Mahrumiyetler içinde okumaya çalışan bu eski nesil, yaşadığı zorlukları
çocuklarının çekmesini istemediği için onlara ellerindeki imkanların tümünü
vermişler; ancak bu arada yeni nesli sorumlulukla yükümlü kılmayı ihmal
etmişlerdir. Doğrusu bu durum yeni nesilde her şeyin kendi hakları olduğu gibi
pratiğin teorisini sonuçlamış görünmektedir. Hele bir kısım ailelerde çocuklar
ebeveynlerin “efendi”si gibi bir pozisyon bile kazanmışlardır.
Hayata
karşı sabırsız, yükümlülükten azade özgürlük talepleri ile öne çıkan Z
kuşağının tam da postmodern küreselleşmenin arzu ettiği ve ekranlardan
propagandasını yaptığı profil şeklinde tebellür ettiğini görmekteyiz. Özellikle
son birkaç senedir Z kuşağı üzerinde farklı boyutlarla sürdürülen tartışmalar,
hem kavramı hem de bunun içeriklerinin neliğini daha da öne çıkarmıştır.
Tüm
bu tartışmalarda özellikle benim altını çizmek istediğim husus; Z kuşağının
beğeni ve taleplerinin tümüyle merkeze alınmasıdır. Elbette günümüz gençliğinin
muhatap olduğu teknoloji, anlayış vb. birçok şey değişmiştir. Bunların dikkate
alınması yaygın ve örgün eğitimde gereklidir. Ancak insan-insan ve insan-çevre
ilişkilerini besleyecek olan temel değerler nasıl korunacaktır?

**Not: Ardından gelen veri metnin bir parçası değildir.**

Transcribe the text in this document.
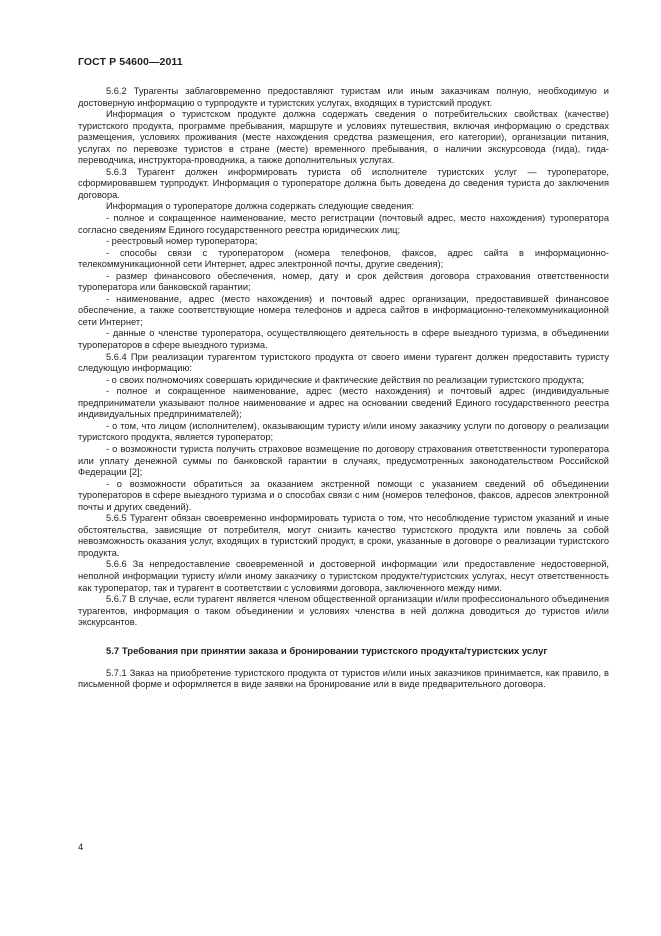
ГОСТ Р 54600—2011

5.6.2 Турагенты заблаговременно предоставляют туристам или иным заказчикам полную, необходимую и достоверную информацию о турпродукте и туристских услугах, входящих в туристский продукт.

Информация о туристском продукте должна содержать сведения о потребительских свойствах (качестве) туристского продукта, программе пребывания, маршруте и условиях путешествия, включая информацию о средствах размещения, условиях проживания (месте нахождения средства размещения, его категории), организации питания, услугах по перевозке туристов в стране (месте) временного пребывания, о наличии экскурсовода (гида), гида-переводчика, инструктора-проводника, а также дополнительных услугах.

5.6.3 Турагент должен информировать туриста об исполнителе туристских услуг — туроператоре, сформировавшем турпродукт. Информация о туроператоре должна быть доведена до сведения туриста до заключения договора.

Информация о туроператоре должна содержать следующие сведения:

- полное и сокращенное наименование, место регистрации (почтовый адрес, место нахождения) туроператора согласно сведениям Единого государственного реестра юридических лиц;

- реестровый номер туроператора;

- способы связи с туроператором (номера телефонов, факсов, адрес сайта в информационно-телекоммуникационной сети Интернет, адрес электронной почты, другие сведения);

- размер финансового обеспечения, номер, дату и срок действия договора страхования ответственности туроператора или банковской гарантии;

- наименование, адрес (место нахождения) и почтовый адрес организации, предоставившей финансовое обеспечение, а также соответствующие номера телефонов и адреса сайтов в информационно-телекоммуникационной сети Интернет;

- данные о членстве туроператора, осуществляющего деятельность в сфере выездного туризма, в объединении туроператоров в сфере выездного туризма.

5.6.4 При реализации турагентом туристского продукта от своего имени турагент должен предоставить туристу следующую информацию:

- о своих полномочиях совершать юридические и фактические действия по реализации туристского продукта;

- полное и сокращенное наименование, адрес (место нахождения) и почтовый адрес (индивидуальные предприниматели указывают полное наименование и адрес на основании сведений Единого государственного реестра индивидуальных предпринимателей);

- о том, что лицом (исполнителем), оказывающим туристу и/или иному заказчику услуги по договору о реализации туристского продукта, является туроператор;

- о возможности туриста получить страховое возмещение по договору страхования ответственности туроператора или уплату денежной суммы по банковской гарантии в случаях, предусмотренных законодательством Российской Федерации [2];

- о возможности обратиться за оказанием экстренной помощи с указанием сведений об объединении туроператоров в сфере выездного туризма и о способах связи с ним (номеров телефонов, факсов, адресов электронной почты и других сведений).

5.6.5 Турагент обязан своевременно информировать туриста о том, что несоблюдение туристом указаний и иные обстоятельства, зависящие от потребителя, могут снизить качество туристского продукта или повлечь за собой невозможность оказания услуг, входящих в туристский продукт, в сроки, указанные в договоре о реализации туристского продукта.

5.6.6 За непредоставление своевременной и достоверной информации или предоставление недостоверной, неполной информации туристу и/или иному заказчику о туристском продукте/туристских услугах, несут ответственность как туроператор, так и турагент в соответствии с условиями договора, заключенного между ними.

5.6.7 В случае, если турагент является членом общественной организации и/или профессионального объединения турагентов, информация о таком объединении и условиях членства в ней должна доводиться до туристов и/или экскурсантов.

5.7 Требования при принятии заказа и бронировании туристского продукта/туристских услуг

5.7.1 Заказ на приобретение туристского продукта от туристов и/или иных заказчиков принимается, как правило, в письменной форме и оформляется в виде заявки на бронирование или в виде предварительного договора.

4
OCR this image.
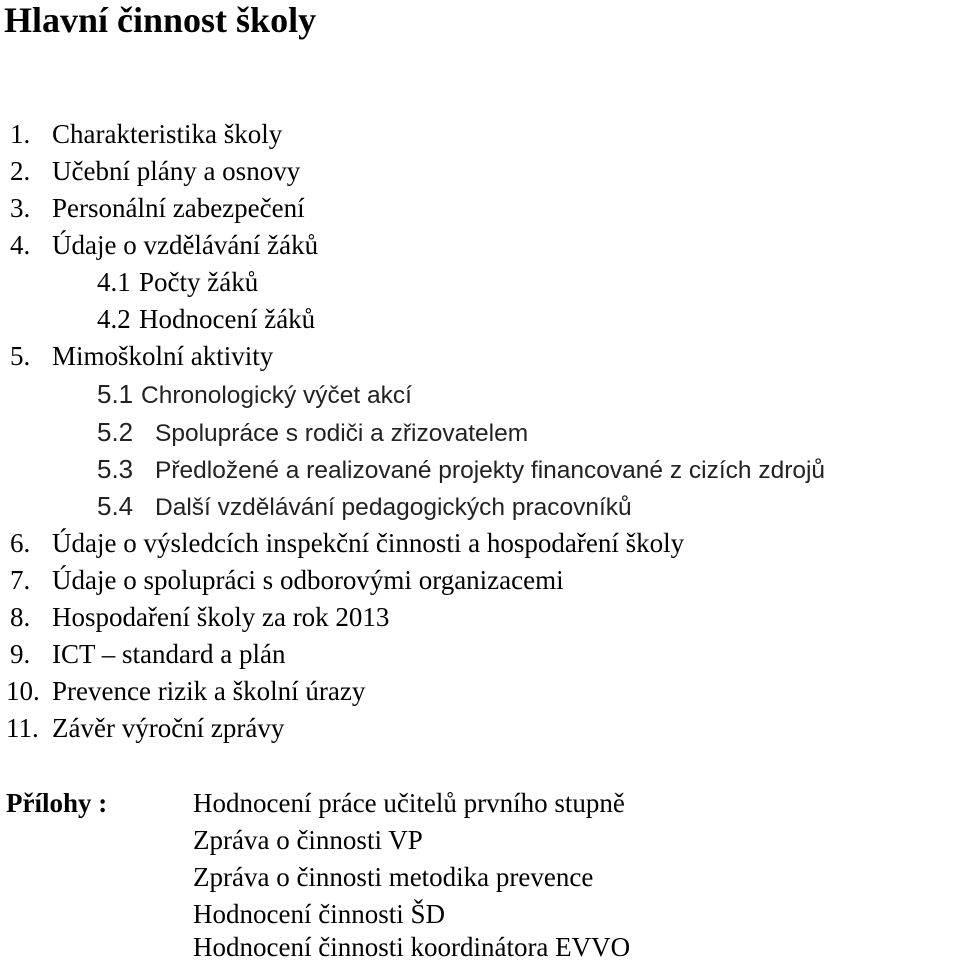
Hlavní činnost školy
1. Charakteristika školy
2. Učební plány a osnovy
3. Personální zabezpečení
4. Údaje o vzdělávání žáků
4.1 Počty žáků
4.2 Hodnocení žáků
5. Mimoškolní aktivity
5.1 Chronologický výčet akcí
5.2 Spolupráce s rodiči a zřizovatelem
5.3 Předložené a realizované projekty financované z cizích zdrojů
5.4 Další vzdělávání pedagogických pracovníků
6. Údaje o výsledcích inspekční činnosti a hospodaření školy
7. Údaje o spolupráci s odborovými organizacemi
8. Hospodaření školy za rok 2013
9. ICT – standard a plán
10. Prevence rizik a školní úrazy
11. Závěr výroční zprávy
Přílohy :	Hodnocení práce učitelů prvního stupně
Zpráva o činnosti VP
Zpráva o činnosti metodika prevence
Hodnocení činnosti ŠD
Hodnocení činnosti koordinátora EVVO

Geçmişte bilhassa insanın içsel
süreci ve eğitimi din, ibadetler vb. araçlarla bir ömür boyu süren
faaliyetlerdi. Ancak şimdi yeni nesil ekonomik kazanç, sosyal getiriler ve
hatta içsel olgunlaşma için oldukça sabırsız görünmektedir. Söz gelimi; hemen
kısa zamanda ekonomik kazanç elde etmek isteyen yeni nesil için “emek” ne anlam
ifade etmektedir? Hatta birçok elde edilmek istenen getirilerin hiçbir emek ve
içsel olgunlaşma olmadan mekanikleşmesi söz konusudur.
Dolayısıyla
giderek mekanikleşen bir dünyada insanı kendisi kılan niteliklerin korunması
şimdi daha hayati bir anlam kazanmıştır.